The factory can get disposed during the QueueActions constructor. If this happens after calling

database = factory.Create();

but before

database.Open(()=> Name = database.ReadName());

.. then opening the connection will throw Exception. This will cause QueueActions.Dispose() to never be called and the database will leak.

zihotki
02/10/2010 03:37 PM by
zihotki

I think that in order to fix bug you should move using block for a factory inside of the ThreadPool.QueueUserWorkItem action. At the time of execution of an item in the ThreadPool queue the factory for this item may be already disposed or this factory will be disposed (with an exception) after the creation of a QueueActions instance but before disposing it, so there will be an opened connection.

Frank Quednau
02/10/2010 09:35 PM by
Frank Quednau

depending on what you do with the lambda in the Open call, you'd stop to have full control about the lifetime of the database and the QueueActions since they both need to be captured for the lambda to work, but I don't know if that's an issue here...

OmariO
02/11/2010 02:10 AM by
OmariO

using(var factory = CreateFactory())

{

ThreadPool.QueueUserWorkItem(()=>

{

      using(var actions = new QueueActions(factory))

      {

           actions.Send("abc");     

      }

});

}

It is possible that before the ThreadPool work item will have a chance to start execution the "main" main thread will have disposed the factory. Let start with this scenarion

  1. As there are no open connection yet disposing the factory will succeed

  2. When constructor of QueueActions class tries to create connection an exception will be thrown because the factory will have been disposed to the time

  3. As the exception is thrown in the constuctor the reference on the QueueActions is not assigned to "actions" local variable and consecuently the object won't be disposed

  4. Uncaught exception in the thread pool's thread will lead to the AppDomain unload whcih will run finalizer for QueueActions which in turn will call QueueActions.Dispose method

  5. As the factory failed to create a connection and threw exception the QueueActions object will have null value in its "database" member variable = > NullReferenceException in the finalizer thread

I would suggest you not to throw exceptions from constructors and to remove the finalizer from QueueActions class as is doesnt deal DIRECTLY with an unmanaged resource (disposing disposables in the Dispose method is enough in). Having finaliser in order to to deal with exceptional constructors... smells a bit.

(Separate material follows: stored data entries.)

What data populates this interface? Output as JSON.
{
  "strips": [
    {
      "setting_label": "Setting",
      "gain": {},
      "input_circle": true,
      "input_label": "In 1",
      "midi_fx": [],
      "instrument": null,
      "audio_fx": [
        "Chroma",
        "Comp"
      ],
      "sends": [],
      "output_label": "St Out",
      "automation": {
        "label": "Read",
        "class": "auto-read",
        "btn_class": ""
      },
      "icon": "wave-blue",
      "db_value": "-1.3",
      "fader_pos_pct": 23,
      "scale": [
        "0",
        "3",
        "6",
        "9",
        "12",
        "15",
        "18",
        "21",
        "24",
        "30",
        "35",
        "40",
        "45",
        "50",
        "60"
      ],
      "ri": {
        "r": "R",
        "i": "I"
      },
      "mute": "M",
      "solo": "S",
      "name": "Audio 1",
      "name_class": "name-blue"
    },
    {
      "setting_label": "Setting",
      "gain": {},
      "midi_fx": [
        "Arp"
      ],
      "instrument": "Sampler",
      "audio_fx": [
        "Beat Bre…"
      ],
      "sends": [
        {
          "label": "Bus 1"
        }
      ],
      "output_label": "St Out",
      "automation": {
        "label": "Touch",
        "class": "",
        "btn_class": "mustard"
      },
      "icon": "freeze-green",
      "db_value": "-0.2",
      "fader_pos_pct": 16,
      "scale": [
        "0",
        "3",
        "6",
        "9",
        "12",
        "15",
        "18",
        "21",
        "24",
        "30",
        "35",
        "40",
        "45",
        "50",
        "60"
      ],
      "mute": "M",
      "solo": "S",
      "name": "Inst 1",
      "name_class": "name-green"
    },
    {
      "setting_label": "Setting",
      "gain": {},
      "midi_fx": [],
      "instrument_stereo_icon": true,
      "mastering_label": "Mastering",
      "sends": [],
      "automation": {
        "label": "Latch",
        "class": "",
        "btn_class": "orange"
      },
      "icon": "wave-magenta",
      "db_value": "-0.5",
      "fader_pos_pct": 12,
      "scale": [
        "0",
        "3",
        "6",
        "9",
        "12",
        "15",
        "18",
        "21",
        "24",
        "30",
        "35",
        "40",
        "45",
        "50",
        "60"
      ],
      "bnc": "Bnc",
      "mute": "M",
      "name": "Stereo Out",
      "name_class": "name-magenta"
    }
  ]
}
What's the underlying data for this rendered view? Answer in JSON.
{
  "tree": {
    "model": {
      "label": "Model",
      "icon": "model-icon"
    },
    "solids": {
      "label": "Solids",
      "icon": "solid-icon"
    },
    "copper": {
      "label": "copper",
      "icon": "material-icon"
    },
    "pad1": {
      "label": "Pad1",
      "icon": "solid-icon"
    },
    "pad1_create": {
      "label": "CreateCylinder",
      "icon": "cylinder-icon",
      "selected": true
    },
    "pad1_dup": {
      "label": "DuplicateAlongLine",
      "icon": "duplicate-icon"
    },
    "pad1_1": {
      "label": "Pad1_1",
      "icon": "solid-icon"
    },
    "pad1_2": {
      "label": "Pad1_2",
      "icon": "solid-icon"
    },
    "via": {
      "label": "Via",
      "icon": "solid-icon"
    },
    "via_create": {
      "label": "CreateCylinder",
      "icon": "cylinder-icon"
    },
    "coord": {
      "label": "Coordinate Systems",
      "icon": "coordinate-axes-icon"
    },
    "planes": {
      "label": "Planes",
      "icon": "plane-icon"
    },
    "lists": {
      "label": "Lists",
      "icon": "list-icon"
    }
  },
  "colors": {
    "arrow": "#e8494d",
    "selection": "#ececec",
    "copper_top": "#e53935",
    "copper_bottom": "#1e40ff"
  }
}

But we still havent found the leak of connections as in the aforementioned scenario a connection event were not created.

Th second scenario I can see is:

  1. The main thread places the work item in ThreadPool and preempted by a thread pool thread that starts excecution of the the work item

  2. The thread pool thread in the constructor of QueueActions executes factory.Create() and preemted by main thread before the created connection assigned to "database" member

  3. The factory doesn't close because there is a created connetion and throws an exception.

  4. In the rpocess of unloading the AppDomain a thread abort is injected in the thread pool thread exactly before the assignment to "database" memeber =>

created QueueActions object is not disposed and when it finalizer is executed database == null

  1. connection leaked!

"Last but not least" sorry for my English :)

Comments have been closed on this topic.